Paolo Enock, who has spent months liaising with Scotland Yard on behalf of Extinction Rebellion, said that they have seen officers taking a much harder line than they did during a similar protest in April.

Mr Enock said that they had no intention to disrupt the state opening, insisting: “We do not want to impede any democratic process in any way.”

Demonstrators have offered to move their tents but police say that they can only camp in Trafalgar Square, which they say is impossible with their numbers.  

Police moved on a pink octopus during the third day of protests  Credit: AFP

Because officers needed to begin preparations they would now be sending sniffer dogs into the camps, demonstrators have been told.

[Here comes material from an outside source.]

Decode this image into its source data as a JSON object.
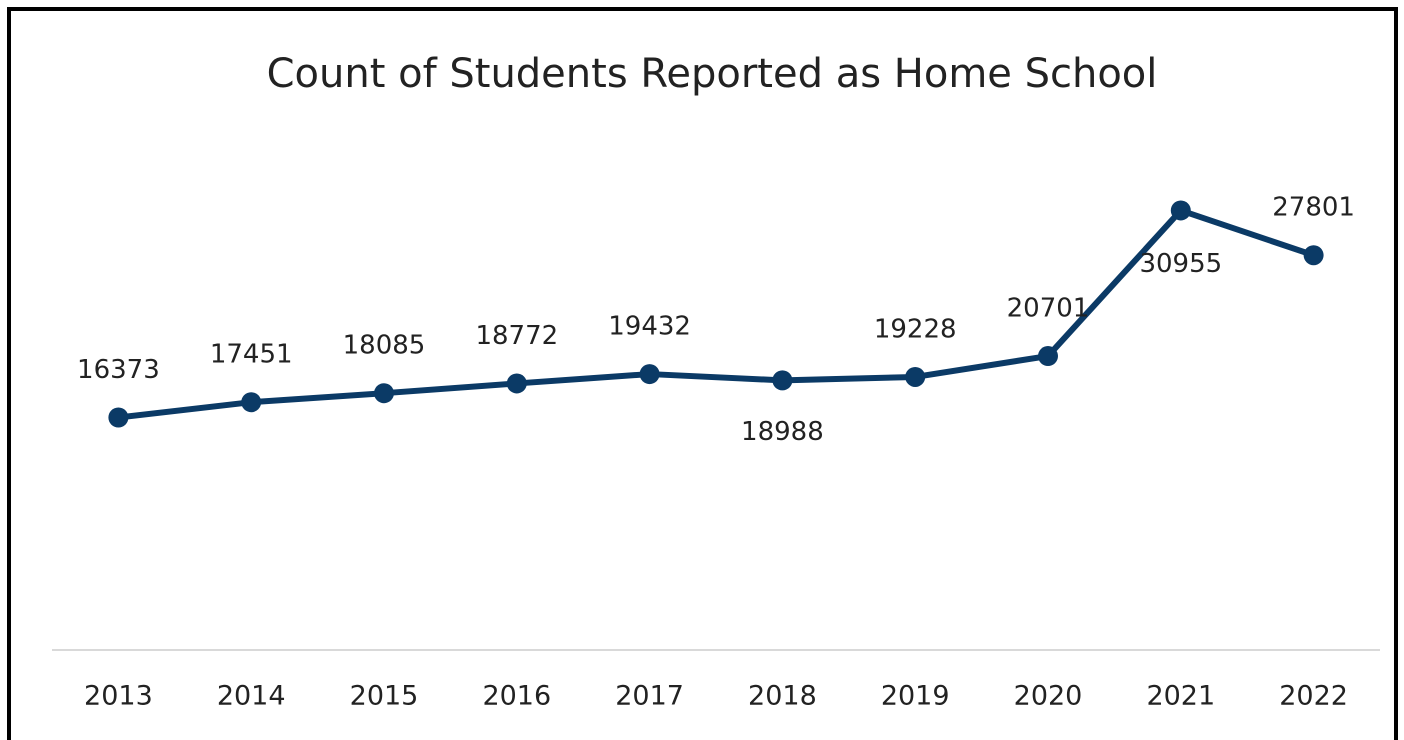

Mr Enock  told the Telegraph: “The police have said that our presence at all, anywhere but in Trafalgar Square, is impeding the security operation necessary for the State Opening of Parliament to take place.” 

Extinction Rebellion is hoping to meet with officers to try and find a compromise.  

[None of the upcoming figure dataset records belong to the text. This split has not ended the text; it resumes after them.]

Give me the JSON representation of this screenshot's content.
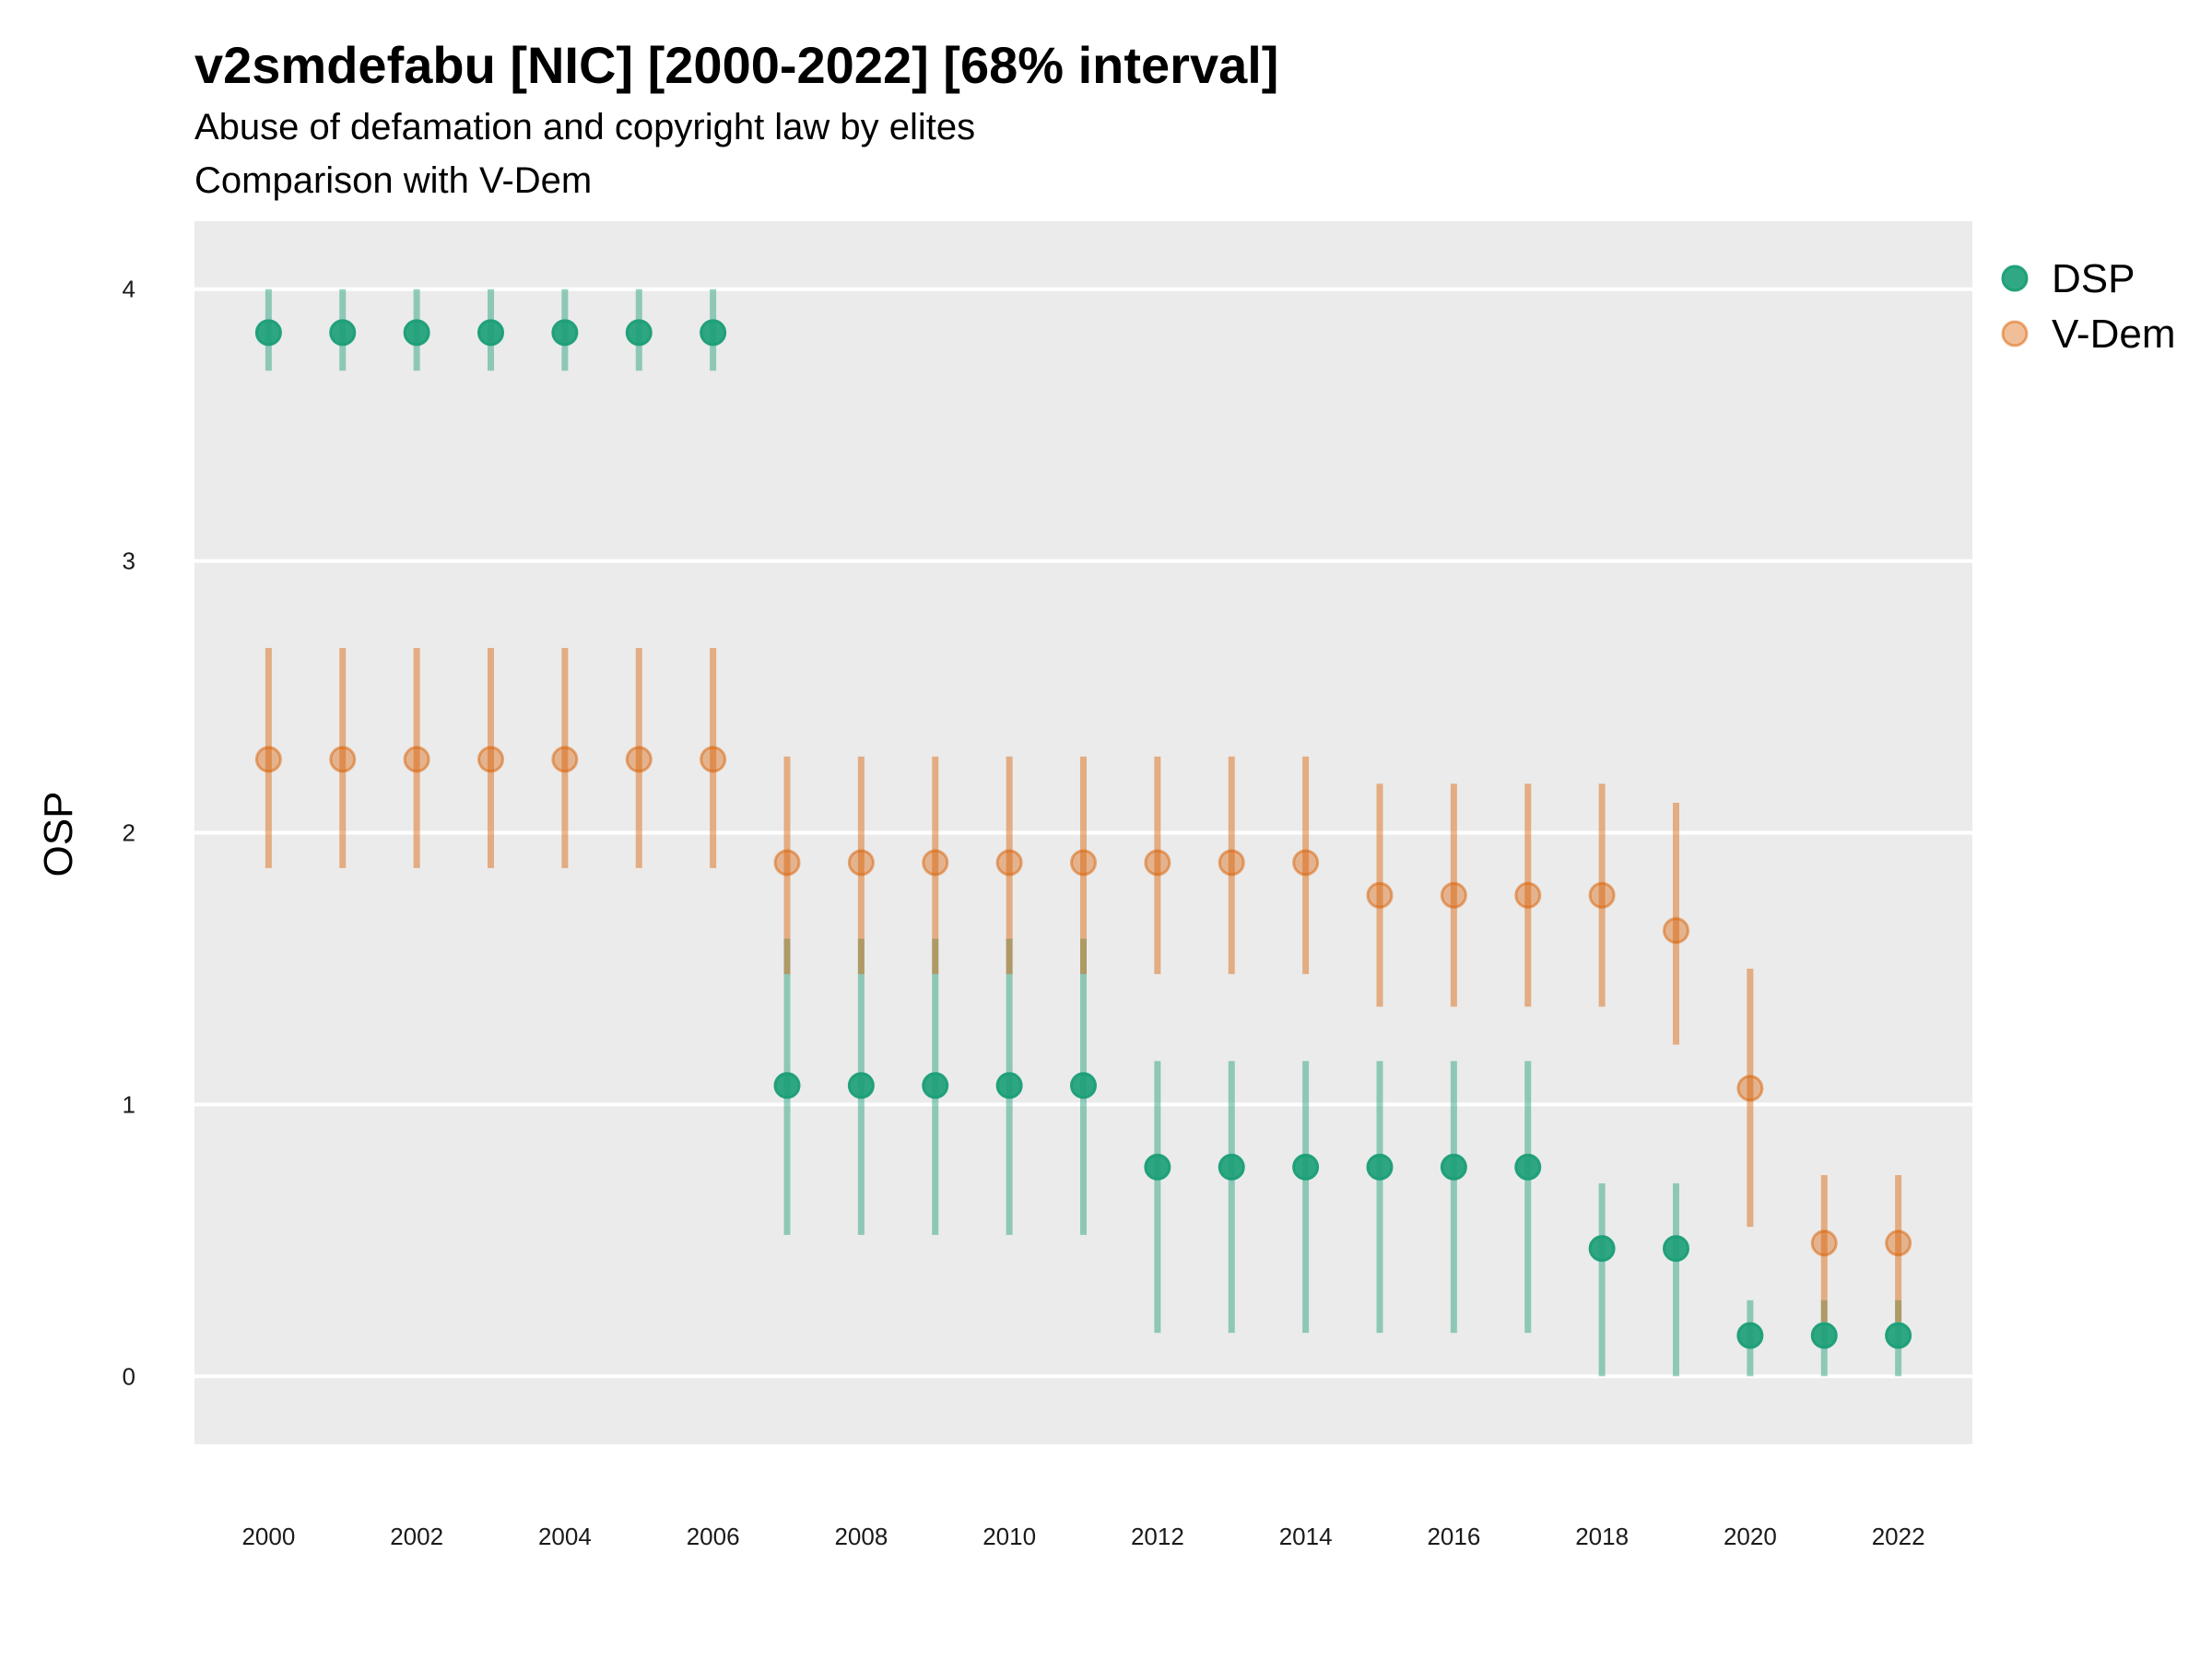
{
  "header": {
    "title": "v2smdefabu [NIC] [2000-2022] [68% interval]",
    "subtitle_line1": "Abuse of defamation and copyright law by elites",
    "subtitle_line2": "Comparison with V-Dem"
  },
  "chart_data": {
    "type": "scatter",
    "title": "v2smdefabu [NIC] [2000-2022] [68% interval]",
    "subtitle": "Abuse of defamation and copyright law by elites / Comparison with V-Dem",
    "xlabel": "",
    "ylabel": "OSP",
    "xlim": [
      1999,
      2023
    ],
    "ylim": [
      -0.25,
      4.25
    ],
    "x_ticks": [
      2000,
      2002,
      2004,
      2006,
      2008,
      2010,
      2012,
      2014,
      2016,
      2018,
      2020,
      2022
    ],
    "y_ticks": [
      0,
      1,
      2,
      3,
      4
    ],
    "grid": true,
    "legend_position": "right",
    "x": [
      2000,
      2001,
      2002,
      2003,
      2004,
      2005,
      2006,
      2007,
      2008,
      2009,
      2010,
      2011,
      2012,
      2013,
      2014,
      2015,
      2016,
      2017,
      2018,
      2019,
      2020,
      2021,
      2022
    ],
    "series": [
      {
        "name": "DSP",
        "color": "#1b9e77",
        "values": [
          3.84,
          3.84,
          3.84,
          3.84,
          3.84,
          3.84,
          3.84,
          1.07,
          1.07,
          1.07,
          1.07,
          1.07,
          0.77,
          0.77,
          0.77,
          0.77,
          0.77,
          0.77,
          0.47,
          0.47,
          0.15,
          0.15,
          0.15
        ],
        "lower": [
          3.7,
          3.7,
          3.7,
          3.7,
          3.7,
          3.7,
          3.7,
          0.52,
          0.52,
          0.52,
          0.52,
          0.52,
          0.16,
          0.16,
          0.16,
          0.16,
          0.16,
          0.16,
          0.0,
          0.0,
          0.0,
          0.0,
          0.0
        ],
        "upper": [
          4.0,
          4.0,
          4.0,
          4.0,
          4.0,
          4.0,
          4.0,
          1.61,
          1.61,
          1.61,
          1.61,
          1.61,
          1.16,
          1.16,
          1.16,
          1.16,
          1.16,
          1.16,
          0.71,
          0.71,
          0.28,
          0.28,
          0.28
        ]
      },
      {
        "name": "V-Dem",
        "color": "#d95f02",
        "values": [
          2.27,
          2.27,
          2.27,
          2.27,
          2.27,
          2.27,
          2.27,
          1.89,
          1.89,
          1.89,
          1.89,
          1.89,
          1.89,
          1.89,
          1.89,
          1.77,
          1.77,
          1.77,
          1.77,
          1.64,
          1.06,
          0.49,
          0.49
        ],
        "lower": [
          1.87,
          1.87,
          1.87,
          1.87,
          1.87,
          1.87,
          1.87,
          1.48,
          1.48,
          1.48,
          1.48,
          1.48,
          1.48,
          1.48,
          1.48,
          1.36,
          1.36,
          1.36,
          1.36,
          1.22,
          0.55,
          0.2,
          0.2
        ],
        "upper": [
          2.68,
          2.68,
          2.68,
          2.68,
          2.68,
          2.68,
          2.68,
          2.28,
          2.28,
          2.28,
          2.28,
          2.28,
          2.28,
          2.28,
          2.28,
          2.18,
          2.18,
          2.18,
          2.18,
          2.11,
          1.5,
          0.74,
          0.74
        ]
      }
    ]
  }
}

Royal sources have said that the Queen intends to travel in her carriage to Parliament, as is tradition.

In 2017, in the wake of major terror attacks at Westminster and London Bridge she travelled part of the way in her armoured Bentley.

Simon Morgan, a former Royal Protection officer, said that such an event would always involve a number of plans to and officers will also be considering the terror threat and the risk of lone protesters .

He said it was possible those dealing with “threat and risk management” could advise the Queen to swap to an armoured car as a carriage “might not be an option on this occasion”.

Tents at the Extinction Rebellion camp on Marsham Street, Westminster Credit: PA

There is currently a heavy police presence on the route to the Houses of Parliament.

Mr Taylor said six of the 12 sites targeted had already been cleared, describing the operation as “very robust” despite criticism that the protestors had overwhelmed officers.

"The Met is a very large organisation. We will cope. But there is no doubt it is having an impact on our policing operation more widely", he said.

One consequence was that they could not “spend the amount of time with victims as we would like to”.

It can take hours to move activists who have trapped themselves with bike locks or glue, and a minimum of four officers is needed to move demonstrators who refuse to stand up when they are arrested.

A Government source said that the protesters had become “a lot more sophisticated” and are using the tactics of “hardened protestors”.

The source said: “They will have two people in the tents. You cut the tent away and it is not just handcuffs. They will like top to tail and have their arms in a big plastic tube filled with metal wire which has then been filled with concrete that has set.

“You have the people with interlinked arms in a tube of concrete and if you tried to stand them up their arms would break."

The protestors also need to be protected and "moving just 50 people takes a long time", they said. 

The protesters are planning to begin a three-day blockade of City Airport on Thursday but police have warned that they will “deal proactively" with anyone attending.